TBMM Başkanı Mustafa Şentop, video konferans yöntemiyle NTV canlı yayınına konuk oldu. CHP’li ve HDP’li üç ismin milletvekilliklerinin düşürülmesi ile ilgili olarak açıklamalarda bulunan Şentop'un Ahmed Arpat'ın sorularına verdiği yanıtlar şu şekilde:
3 ismin millletvekilliklerinin düşürülmesi söz konu. Belki kısa kısa soru cevap gitmek ilgili yasayı, Meclis İç Tüzüğü'nü bilmeyenler için de daha aydınlatıcı olur. Dokunulmazlığı kalkmış ve yargılama sonucunda mahkumiyet kararı almış bir milletvekilinin, milletvekilliğinin düşürülmesine giden süreçte nasıl bir prosedür işler?

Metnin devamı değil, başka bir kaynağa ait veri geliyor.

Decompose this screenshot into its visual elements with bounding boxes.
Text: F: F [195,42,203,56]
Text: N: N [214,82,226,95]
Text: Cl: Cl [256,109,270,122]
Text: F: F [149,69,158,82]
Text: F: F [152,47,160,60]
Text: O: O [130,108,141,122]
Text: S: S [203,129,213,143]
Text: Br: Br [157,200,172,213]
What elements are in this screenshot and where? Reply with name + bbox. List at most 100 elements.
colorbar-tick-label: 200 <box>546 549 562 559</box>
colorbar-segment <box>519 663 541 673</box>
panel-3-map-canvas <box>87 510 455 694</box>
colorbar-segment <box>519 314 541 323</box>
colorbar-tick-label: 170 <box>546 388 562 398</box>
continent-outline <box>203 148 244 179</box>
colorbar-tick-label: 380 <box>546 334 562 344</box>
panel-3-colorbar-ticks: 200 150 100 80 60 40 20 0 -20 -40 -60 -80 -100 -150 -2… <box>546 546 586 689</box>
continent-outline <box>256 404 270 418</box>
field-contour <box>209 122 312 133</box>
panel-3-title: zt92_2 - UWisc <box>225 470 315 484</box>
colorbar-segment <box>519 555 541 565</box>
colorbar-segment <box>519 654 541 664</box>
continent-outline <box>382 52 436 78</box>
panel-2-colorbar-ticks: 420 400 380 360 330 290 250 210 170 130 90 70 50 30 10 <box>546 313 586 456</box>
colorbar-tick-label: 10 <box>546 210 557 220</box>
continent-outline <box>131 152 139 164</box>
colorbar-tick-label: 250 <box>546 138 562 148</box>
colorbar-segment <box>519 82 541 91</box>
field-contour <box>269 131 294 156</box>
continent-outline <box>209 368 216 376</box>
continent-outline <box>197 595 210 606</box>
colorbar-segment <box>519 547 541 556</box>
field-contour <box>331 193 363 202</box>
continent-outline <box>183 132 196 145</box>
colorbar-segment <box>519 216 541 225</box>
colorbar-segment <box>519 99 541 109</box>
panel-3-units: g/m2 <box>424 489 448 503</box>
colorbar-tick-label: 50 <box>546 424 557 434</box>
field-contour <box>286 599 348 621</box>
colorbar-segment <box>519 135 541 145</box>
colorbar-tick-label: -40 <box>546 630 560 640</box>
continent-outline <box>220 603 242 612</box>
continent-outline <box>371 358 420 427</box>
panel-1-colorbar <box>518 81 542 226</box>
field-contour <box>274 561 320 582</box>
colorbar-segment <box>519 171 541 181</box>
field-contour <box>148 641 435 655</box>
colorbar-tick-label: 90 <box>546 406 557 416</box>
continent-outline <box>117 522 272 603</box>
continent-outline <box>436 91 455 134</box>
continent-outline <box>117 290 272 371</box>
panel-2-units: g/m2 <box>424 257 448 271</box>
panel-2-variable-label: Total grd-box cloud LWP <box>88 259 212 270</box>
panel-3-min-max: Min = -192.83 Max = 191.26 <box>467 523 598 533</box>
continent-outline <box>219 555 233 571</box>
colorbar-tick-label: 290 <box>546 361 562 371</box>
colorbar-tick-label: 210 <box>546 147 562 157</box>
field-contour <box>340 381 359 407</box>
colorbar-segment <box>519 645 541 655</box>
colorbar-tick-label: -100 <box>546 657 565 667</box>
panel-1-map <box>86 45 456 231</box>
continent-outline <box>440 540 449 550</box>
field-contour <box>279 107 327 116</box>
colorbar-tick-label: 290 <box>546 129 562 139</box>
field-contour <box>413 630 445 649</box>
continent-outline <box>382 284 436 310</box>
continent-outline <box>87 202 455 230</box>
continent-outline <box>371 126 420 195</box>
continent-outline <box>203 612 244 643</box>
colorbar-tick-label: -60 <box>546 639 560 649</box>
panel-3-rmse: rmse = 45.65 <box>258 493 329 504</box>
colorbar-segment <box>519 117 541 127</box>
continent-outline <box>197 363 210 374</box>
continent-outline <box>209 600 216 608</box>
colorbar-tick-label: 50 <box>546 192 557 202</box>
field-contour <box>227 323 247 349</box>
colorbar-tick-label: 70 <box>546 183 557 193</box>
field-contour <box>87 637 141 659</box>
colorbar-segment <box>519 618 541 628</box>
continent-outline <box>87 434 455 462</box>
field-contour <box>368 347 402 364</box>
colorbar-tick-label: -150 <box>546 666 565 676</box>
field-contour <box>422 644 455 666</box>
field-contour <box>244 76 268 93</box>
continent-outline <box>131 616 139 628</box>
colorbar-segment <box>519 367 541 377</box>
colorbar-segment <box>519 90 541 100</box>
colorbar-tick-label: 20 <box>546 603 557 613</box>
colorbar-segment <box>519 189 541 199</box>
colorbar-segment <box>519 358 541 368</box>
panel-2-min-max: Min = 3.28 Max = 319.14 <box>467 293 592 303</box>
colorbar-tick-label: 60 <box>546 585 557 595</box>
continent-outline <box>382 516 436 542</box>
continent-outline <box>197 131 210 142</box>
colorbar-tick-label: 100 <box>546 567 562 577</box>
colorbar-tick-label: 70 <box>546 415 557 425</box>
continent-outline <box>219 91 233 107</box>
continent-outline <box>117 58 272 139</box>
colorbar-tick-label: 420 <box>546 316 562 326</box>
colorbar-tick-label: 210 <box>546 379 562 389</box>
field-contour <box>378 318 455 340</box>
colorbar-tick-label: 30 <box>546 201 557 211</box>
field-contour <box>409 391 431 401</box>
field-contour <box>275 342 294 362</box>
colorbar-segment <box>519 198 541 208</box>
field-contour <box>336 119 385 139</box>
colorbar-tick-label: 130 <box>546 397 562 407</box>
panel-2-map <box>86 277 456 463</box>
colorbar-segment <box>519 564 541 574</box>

Milletvekili yargılanmış, hakkında karar verildikten sonra karar TBMM Başkanlığı'na gönderilir. En son aşama Yargıtay onama aşamasıdır. Kesin hükümler eğer 76. maddesindeki milletvekili seçilme yeterliliğine engelse TBMM Genel Kurulu'nda okunur ve milletvekilliği düşer. Anayasanın 84. maddesi var. İkinci fıkrasında milletvekilliğinin düşmesi mahkeme kararının genel kurula bildirilmesiyle olur diyor. 3 arkadaşımızla ilgili kesin kararlar var. İç tüzük açık bir şekilde ifade etmiş, verilen ceza milletvekili seçilmeye engelse, 1 yılın üzerindeyse bu genel kurulun bilgisine sunulur ve milletvekilliği düşer. 3 arkadaşmızla ilgili yapılan işlem bu şekildedir. Genel kurul toplanmadan önce partililere bilgi verdim.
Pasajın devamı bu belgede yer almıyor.